Lors du One Planet Summit à Paris en janvier 2021, l’« accélérateur » de la Grande Muraille a été lancé pour relever les défis avec un engagement de 19 milliards de dollars.

Le fondateur d’Amazon, Jeff Bezos, a annoncé lors de la COP26 que sa fondation allait s’engager à « 1 milliard de dollars, principalement pour la réhabilitation des terres en Afrique ».

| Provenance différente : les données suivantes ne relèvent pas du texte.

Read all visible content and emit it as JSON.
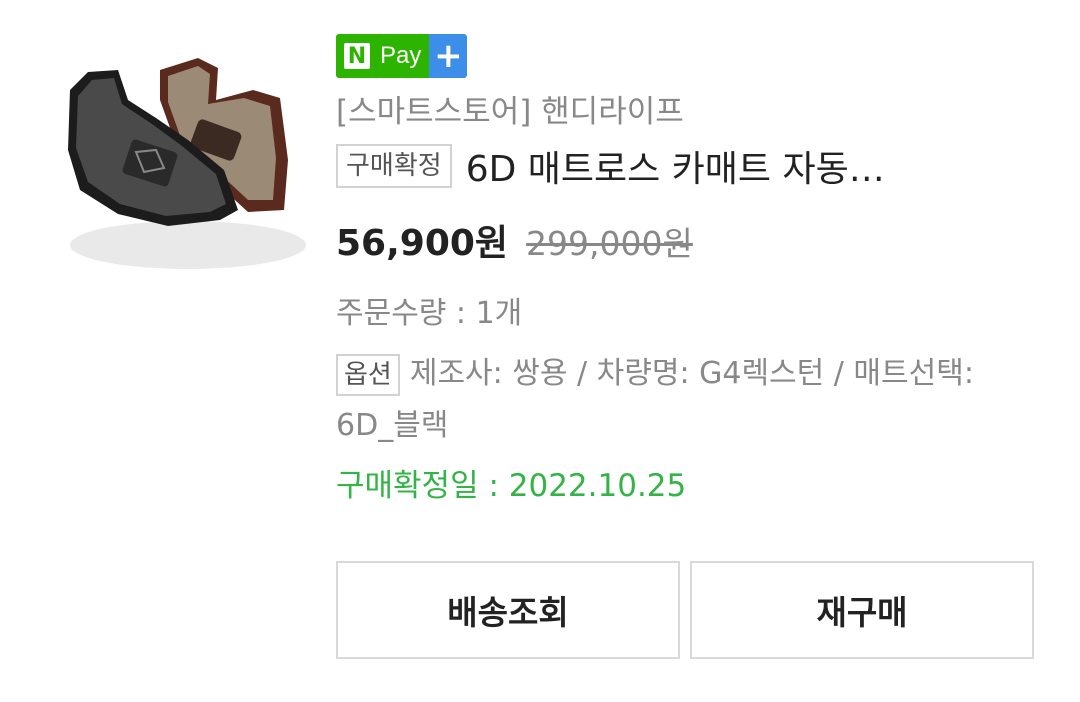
{
  "product": {
    "image_alt": "car floor mat thumbnail",
    "badge": {
      "n": "N",
      "pay": "Pay",
      "plus": "+"
    },
    "store": "[스마트스토어] 핸디라이프",
    "status_tag": "구매확정",
    "title": "6D 매트로스 카매트 자동…",
    "price": "56,900원",
    "original_price": "299,000원",
    "quantity": "주문수량 : 1개",
    "option_tag": "옵션",
    "option_text": "제조사: 쌍용 / 차량명: G4렉스턴 / 매트선택: 6D_블랙",
    "confirm_date": "구매확정일 : 2022.10.25"
  },
  "actions": {
    "track_label": "배송조회",
    "rebuy_label": "재구매"
  },
  "colors": {
    "npay_green": "#2db400",
    "npay_blue": "#3d8ee8",
    "confirm_green": "#34b447"
  }
}
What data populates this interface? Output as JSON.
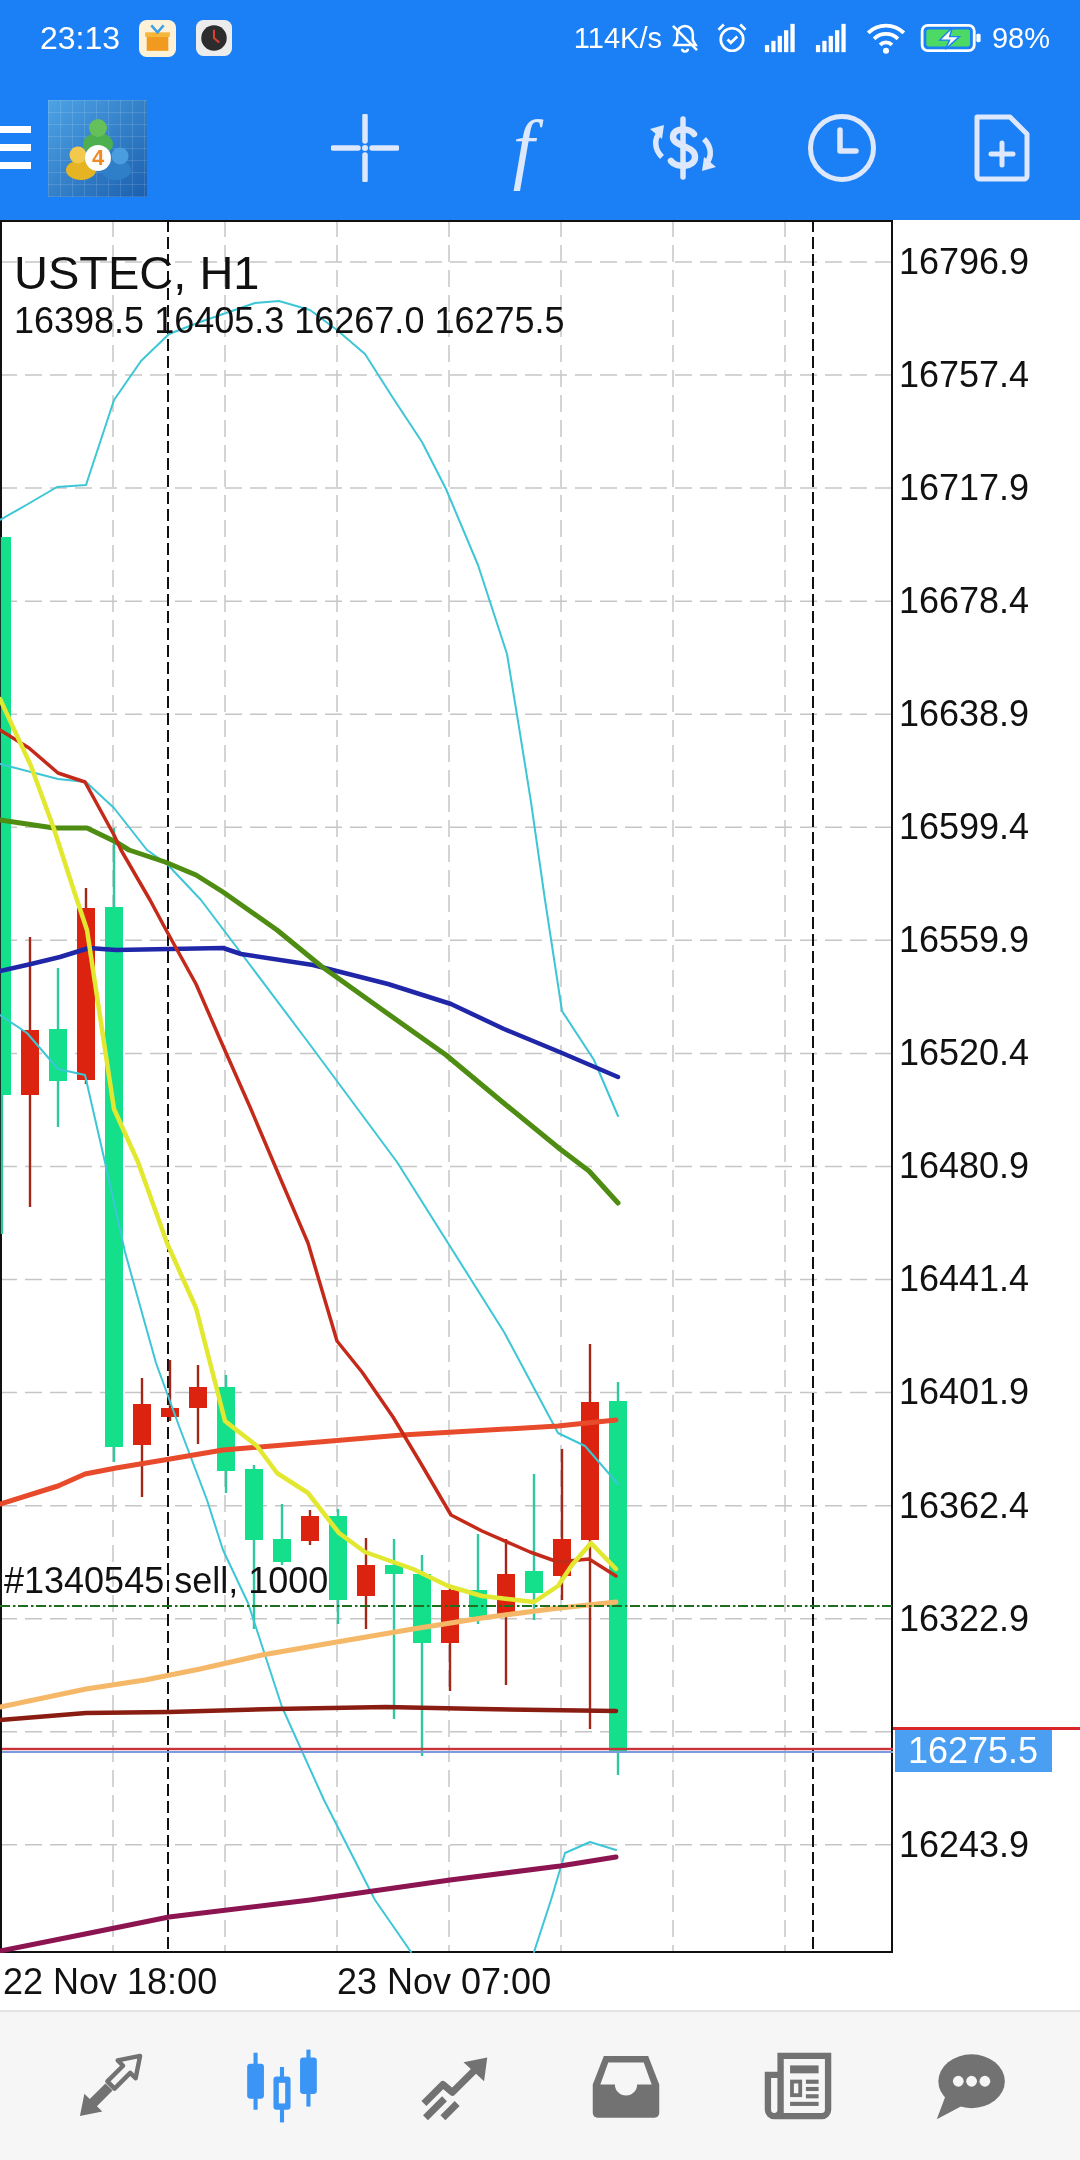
{
  "status_bar": {
    "time": "23:13",
    "network_speed": "114K/s",
    "battery": "98%"
  },
  "toolbar": {
    "logo_badge": "4",
    "function_button": "f"
  },
  "chart": {
    "symbol": "USTEC, H1",
    "ohlc": "16398.5 16405.3 16267.0 16275.5",
    "order_label": "#1340545 sell, 1000",
    "price_axis": {
      "labels": [
        "16796.9",
        "16757.4",
        "16717.9",
        "16678.4",
        "16638.9",
        "16599.4",
        "16559.9",
        "16520.4",
        "16480.9",
        "16441.4",
        "16401.9",
        "16362.4",
        "16322.9"
      ],
      "current_price": "16275.5",
      "labels_below": [
        "16243.9"
      ]
    },
    "time_axis": [
      "22 Nov 18:00",
      "23 Nov 07:00"
    ]
  },
  "bottom_nav": [
    {
      "kind": "quotes",
      "selected": false
    },
    {
      "kind": "chart",
      "selected": true
    },
    {
      "kind": "trade",
      "selected": false
    },
    {
      "kind": "history",
      "selected": false
    },
    {
      "kind": "news",
      "selected": false
    },
    {
      "kind": "chat",
      "selected": false
    }
  ]
}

récemment étudier Ce que l’Organisation des Nations Unies pour l’alimentation et l’agriculture (FAO) a réalisé était « cDu Sénégal à l’ouest à Djibouti à l’est, pour chaque 1 $ investi dans un effort majeur pour arrêter la dégradation des terres sur le continent africain, les investisseurs peuvent s’attendre à un retour moyen de 1,2 $, soit 1,1 à 4,4 $. la gamme de. A propos de l’analyse. “Nous devons changer la rhétorique sur la région du Sahel”, reflétant le fait que, malgré son environnement rude et sec, “les investisseurs peuvent bénéficier de manière viable de leur investissement dans les efforts de réhabilitation des terres.” Pour, l’un des principaux auteurs du Département des forêts de la FAO et Recherche.